What Is Swiss Water Decaf Coffee?
Okay, so we think it's time we level with you about a certain kind of coffee that not everyone agrees with. Some love it, some reel in disgust, some even get slanderous tattoos about it. Like, tattoos are forever, bro. Are you sure about this?
Obviously, we're talking about the champagne of decaffeination, the Swiss Water Process.
What is Swiss Water Process Coffee?
These decafs differ from their more traditionally decaffeinated bros because they employ pure water instead of harsh chemicals (like ethyl acetate or methylene chloride) to gently remove caffeine. One of the biggest downsides of decaf coffee—likely one of the reasons people shy away from it—is that chemical decaffeination can result in a chemically tasting, lackluster cup. Not so with Swiss Water, my friend.
Our favorite thing about Swiss Water decaf is how it doesn't taste like decaf. What? Take Organic Mexican Swiss Water Decaf for instance. It's got big flavor, a mild body, and notes of cocoa and walnut, none of which is impeded by its lack of caffeine. No more compromising or settling for less than you deserve. You deserve flavorful decaf. Your coffee should give you the confidence to look a caffeine junkie right in the eye. And maybe share a cup to show them what Swiss Water's all about.
We have a theory. It might be unpopular, so have mercy. Water-processed decaf drinkers might be the true coffee connoisseurs because they're tasting the coffee for everything that it is. Think about it. Why do a lot of people drink coffee? It makes us move. It peps us up. Decaf doesn't make you feel like you're exploding, so decaf drinkers must really love the taste.
Theories aside, the Swiss Water Process is a modern marvel, so let's walk through each step.
How Is Swiss Water Process Decaf Made?
Step 1: Water, Water Every Where
The entire process uses only two components, and the first is water. To prep the beans and remove any unwanted baggage (i.e., dust or chaff), the beans are soaked in pure water until they reach a certain moisture content, at which point they're removed and moved on to the next step.
Step 2: The Not-So-Secret Ingredient
In addition to pure water, Swiss Water utilizes their proprietary Green Coffee Extract (GCE) to help draw only the caffeine out of green coffee. Per Swiss Water, GCE is a solution of "fresh water and all the soluble solids within coffee (minus the caffeine)." In the span of 8 - 10 hours, a caffeine imbalance occurs as the GCE circulates around the beans, which causes the caffeine to diffuse into the GCE.
Step 3: Refresh and Reuse
Once the beans lose 99.9% of their caffeine, the GCE is recycled. The GCE passes through a carbon filter, leaving the caffeine molecules behind to be burned off by a regeneration furnace, says Swiss Water, constantly checking the GCE's efficacy.
Step 4: It's Up to You (or Us)
After the newly decaffeinated beans are dried, they're bagged and shipped to roasters all over. We're so lucky to be one of them.
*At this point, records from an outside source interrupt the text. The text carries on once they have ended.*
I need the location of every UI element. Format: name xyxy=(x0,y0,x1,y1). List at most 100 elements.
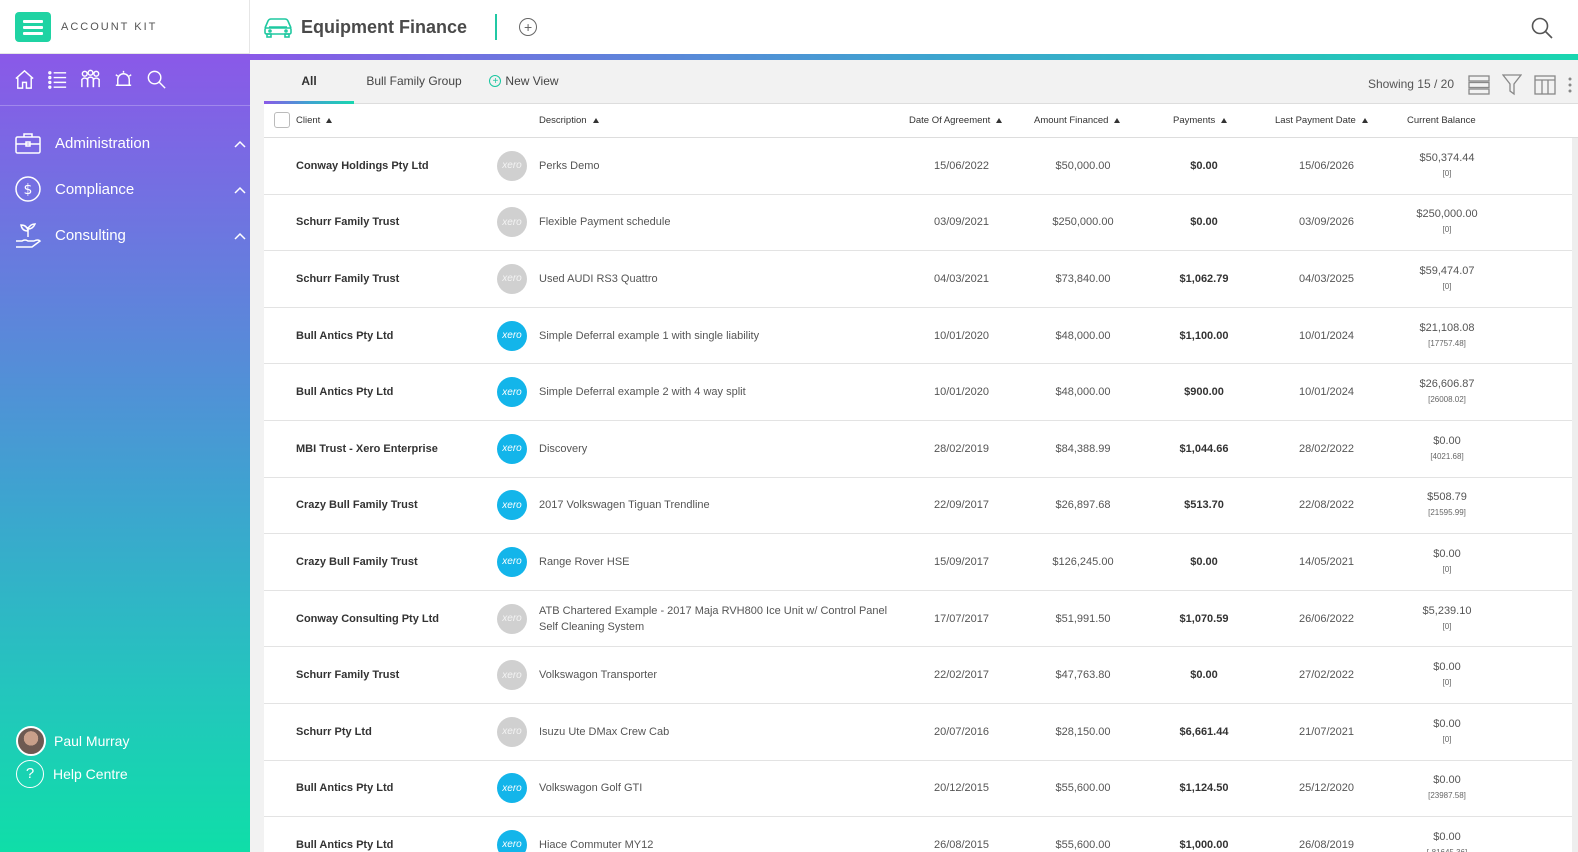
sidebar-item-administration[interactable]: Administration xyxy=(0,120,250,166)
client-cell[interactable]: Conway Consulting Pty Ltd xyxy=(296,612,439,625)
amount-financed-cell: $51,991.50 xyxy=(1055,612,1111,625)
table-row[interactable]: Schurr Family Trust xero Used AUDI RS3 Qua… xyxy=(264,251,1578,308)
last-payment-date-cell: 04/03/2025 xyxy=(1298,272,1355,285)
client-cell[interactable]: Schurr Family Trust xyxy=(296,669,400,682)
last-payment-date-cell: 28/02/2022 xyxy=(1298,442,1355,455)
account-kit-logo-icon xyxy=(15,11,51,42)
client-cell[interactable]: Bull Antics Pty Ltd xyxy=(296,386,394,399)
chevron-up-icon[interactable] xyxy=(234,181,246,198)
current-balance-cell: $250,000.00 [0] xyxy=(1392,207,1502,237)
balance-sub-value: [0] xyxy=(1442,621,1452,631)
column-description[interactable]: Description xyxy=(539,115,599,126)
client-cell[interactable]: Crazy Bull Family Trust xyxy=(296,499,418,512)
sort-asc-icon xyxy=(326,118,333,123)
brand[interactable]: ACCOUNT KIT xyxy=(0,0,250,54)
amount-financed-cell: $126,245.00 xyxy=(1052,555,1114,568)
client-cell[interactable]: Bull Antics Pty Ltd xyxy=(296,329,394,342)
chevron-up-icon[interactable] xyxy=(234,227,246,244)
client-cell[interactable]: Bull Antics Pty Ltd xyxy=(296,838,394,851)
client-cell[interactable]: Schurr Family Trust xyxy=(296,216,400,229)
balance-sub-value: [0] xyxy=(1442,225,1452,235)
search-icon[interactable] xyxy=(1530,16,1554,45)
alarm-icon[interactable] xyxy=(111,67,136,92)
client-cell[interactable]: MBI Trust - Xero Enterprise xyxy=(296,442,438,455)
amount-financed-cell: $50,000.00 xyxy=(1055,159,1111,172)
list-icon[interactable] xyxy=(45,67,70,92)
current-balance-cell: $26,606.87 [26008.02] xyxy=(1392,377,1502,407)
more-options-icon[interactable] xyxy=(1568,77,1572,98)
scrollbar[interactable] xyxy=(1572,138,1578,852)
description-cell: Isuzu Ute DMax Crew Cab xyxy=(539,725,670,738)
chevron-up-icon[interactable] xyxy=(234,135,246,152)
filter-icon[interactable] xyxy=(1501,74,1523,101)
client-cell[interactable]: Bull Antics Pty Ltd xyxy=(296,782,394,795)
balance-value: $26,606.87 xyxy=(1419,378,1475,391)
date-of-agreement-cell: 10/01/2020 xyxy=(933,386,990,399)
table-row[interactable]: Crazy Bull Family Trust xero 2017 Volkswag… xyxy=(264,478,1578,535)
column-payments[interactable]: Payments xyxy=(1173,115,1228,126)
current-balance-cell: $50,374.44 [0] xyxy=(1392,151,1502,181)
rows-density-icon[interactable] xyxy=(1468,75,1490,100)
sidebar-item-consulting[interactable]: Consulting xyxy=(0,212,250,258)
table-row[interactable]: Schurr Family Trust xero Volkswagon Transp… xyxy=(264,647,1578,704)
columns-icon[interactable] xyxy=(1534,75,1556,100)
xero-logo-icon: xero xyxy=(497,660,527,691)
tab-bull-family-group[interactable]: Bull Family Group xyxy=(354,59,474,103)
table-row[interactable]: Bull Antics Pty Ltd xero Hiace Commuter MY… xyxy=(264,817,1578,852)
date-of-agreement-cell: 17/07/2017 xyxy=(933,612,990,625)
balance-sub-value: [0] xyxy=(1442,281,1452,291)
client-cell[interactable]: Crazy Bull Family Trust xyxy=(296,555,418,568)
payments-cell: $1,100.00 xyxy=(1179,329,1229,342)
help-centre-link[interactable]: ? Help Centre xyxy=(16,757,129,790)
balance-value: $0.00 xyxy=(1433,547,1461,560)
select-all-checkbox[interactable] xyxy=(274,112,290,128)
xero-logo-icon: xero xyxy=(497,433,527,464)
last-payment-date-cell: 27/02/2022 xyxy=(1298,669,1355,682)
client-cell[interactable]: Schurr Family Trust xyxy=(296,272,400,285)
balance-value: $5,239.10 xyxy=(1422,604,1472,617)
table-row[interactable]: Conway Holdings Pty Ltd xero Perks Demo 15/… xyxy=(264,138,1578,195)
table-row[interactable]: Bull Antics Pty Ltd xero Volkswagon Golf G… xyxy=(264,761,1578,818)
page-title: Equipment Finance xyxy=(301,16,468,37)
table-row[interactable]: MBI Trust - Xero Enterprise xero Discovery… xyxy=(264,421,1578,478)
current-balance-cell: $0.00 [0] xyxy=(1392,660,1502,690)
payments-cell: $900.00 xyxy=(1184,386,1224,399)
tab-all[interactable]: All xyxy=(264,59,354,104)
table-tools xyxy=(1468,74,1572,101)
sort-asc-icon xyxy=(1361,118,1368,123)
sidebar-item-compliance[interactable]: $ Compliance xyxy=(0,166,250,212)
add-icon[interactable]: + xyxy=(519,18,538,36)
description-cell: Discovery xyxy=(539,442,588,455)
client-cell[interactable]: Conway Holdings Pty Ltd xyxy=(296,159,429,172)
people-icon[interactable] xyxy=(78,67,103,92)
description-cell: Flexible Payment schedule xyxy=(539,216,671,229)
column-current-balance[interactable]: Current Balance xyxy=(1407,115,1476,126)
table-row[interactable]: Schurr Family Trust xero Flexible Payment … xyxy=(264,195,1578,252)
last-payment-date-cell: 22/08/2022 xyxy=(1298,499,1355,512)
balance-value: $0.00 xyxy=(1433,434,1461,447)
balance-value: $59,474.07 xyxy=(1419,264,1475,277)
column-last-payment-date[interactable]: Last Payment Date xyxy=(1275,115,1368,126)
balance-sub-value: [0] xyxy=(1442,564,1452,574)
current-balance-cell: $59,474.07 [0] xyxy=(1392,264,1502,294)
table-row[interactable]: Crazy Bull Family Trust xero Range Rover H… xyxy=(264,534,1578,591)
user-profile[interactable]: Paul Murray xyxy=(16,724,129,757)
table-row[interactable]: Schurr Pty Ltd xero Isuzu Ute DMax Crew Ca… xyxy=(264,704,1578,761)
last-payment-date-cell: 26/08/2019 xyxy=(1298,838,1355,851)
sort-asc-icon xyxy=(1221,118,1228,123)
balance-sub-value: [23987.58] xyxy=(1428,791,1466,801)
description-cell: 2017 Volkswagen Tiguan Trendline xyxy=(539,499,710,512)
column-amount-financed[interactable]: Amount Financed xyxy=(1034,115,1121,126)
table-row[interactable]: Bull Antics Pty Ltd xero Simple Deferral e… xyxy=(264,364,1578,421)
table-row[interactable]: Bull Antics Pty Ltd xero Simple Deferral e… xyxy=(264,308,1578,365)
new-view-button[interactable]: + New View xyxy=(474,59,574,103)
home-icon[interactable] xyxy=(12,67,37,92)
client-cell[interactable]: Schurr Pty Ltd xyxy=(296,725,372,738)
balance-value: $250,000.00 xyxy=(1416,208,1478,221)
header-accent-bar xyxy=(250,54,1578,60)
column-date-of-agreement[interactable]: Date Of Agreement xyxy=(909,115,1003,126)
table-row[interactable]: Conway Consulting Pty Ltd xero ATB Charter… xyxy=(264,591,1578,648)
xero-logo-icon: xero xyxy=(497,546,527,577)
column-client[interactable]: Client xyxy=(296,115,333,126)
search-icon[interactable] xyxy=(144,67,169,92)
From there, the bean is in your court. You can choose to roast your Swiss Water decaf yourself or have us roast it. Whichever you choose, you can be certain you're getting a full-flavored, full-bodied cup of coffee that's 99.9% caffeine-free, compared to the 97% achieved in most chemical decaffeination.
But the Swiss Water magic doesn't stop there.
What About Swiss Water Half-Caf?
Say you're trying to cut down on caffeine but still want that little energy boost. Our Swiss Water half-caf coffees are 50/50 blends of a single coffee: half full-caf, half decaf. Organic Mexican Swiss Water Half-Caf is literally made with equal parts Organic Mexican and Organic Mexican Swiss Water Decaf. Not trying to give away any industry secrets or anything, that's just what it is. Half-caf coffee gives you all the taste with half the caffeine, which is easier on the stomach and won't wind you up quite as much.
So, let's retire "Death Before Decaf." Decaf has come a long way since Ludwig Roselius spiked his beans with benzene in the early 1900s and sold Sanka to the masses, since the first orange-handled coffee pot hit restaurants in 1932, and even since the tail-end of the 1970s when the Swiss Water Process was invented! Swiss Water decaf coffee is nothing to be afraid of. It might even be the best coffee you've ever had.